Philosophy has always had a tense relationship with the phenomenon of eros. On the one hand was its romantic conception, and on the other its philosophical dimension, as an ideal place of encounter with the Other. Plato’s Symposium emphasizes the deep “theatricality” of philosophical thought and even today can provide motivation for us to approach the ideal, cognitive dimension of eros.
Can we still speak of eros in this day and age? What possibilities or silent social resistances are expressed through the topic of eros? “Erotikon” imagines a broad spectrum of meanings for eros and love, presenting personal and intimate experiences, calling on memories, offering moments of consolation. Its creators imagine a sort of “Manifesto of eros in troubled times”—which, drawing on Roland Barthes’ Fragments of a Lover’s Discourse, uses bodies and music to construct a contemporary vocabulary of love: “heart,” “body,” “presence,” “dependence,” “insanity,” “jealousy,” “sex,” “suicide,” “depression,” “pain,” and so on.

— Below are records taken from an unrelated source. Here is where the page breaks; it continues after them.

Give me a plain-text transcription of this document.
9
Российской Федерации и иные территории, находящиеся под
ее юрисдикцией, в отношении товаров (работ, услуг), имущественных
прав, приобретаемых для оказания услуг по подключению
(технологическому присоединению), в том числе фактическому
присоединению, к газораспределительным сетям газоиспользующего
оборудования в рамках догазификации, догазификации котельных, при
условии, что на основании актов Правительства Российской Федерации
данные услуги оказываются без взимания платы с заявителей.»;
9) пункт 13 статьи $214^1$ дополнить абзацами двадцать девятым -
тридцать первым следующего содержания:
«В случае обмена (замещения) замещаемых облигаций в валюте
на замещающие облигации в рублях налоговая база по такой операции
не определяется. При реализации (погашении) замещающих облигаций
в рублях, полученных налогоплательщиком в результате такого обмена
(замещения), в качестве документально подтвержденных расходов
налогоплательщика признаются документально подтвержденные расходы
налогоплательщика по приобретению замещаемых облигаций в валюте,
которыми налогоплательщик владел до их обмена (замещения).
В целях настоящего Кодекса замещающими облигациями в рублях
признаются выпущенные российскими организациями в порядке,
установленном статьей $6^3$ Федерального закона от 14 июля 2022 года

Kiriakos Hadjiioannou has appeared at the Onassis Cultural Centre before, at the 2nd Young Choreographers Festival in 2015, with the work “Or Who Owns the World.” That performance was based on the 1932 German political film "Kuhle Wampe", with a screenplay by Bertolt Brecht, directed by Slatan Dudow and with music by Hanns Eisler. Both the theme of the film and its adaptation for stage treat pointed social problems and issues, trying to give a substantive answer to the question of how contemporary political action and thought take shape in artistic practice.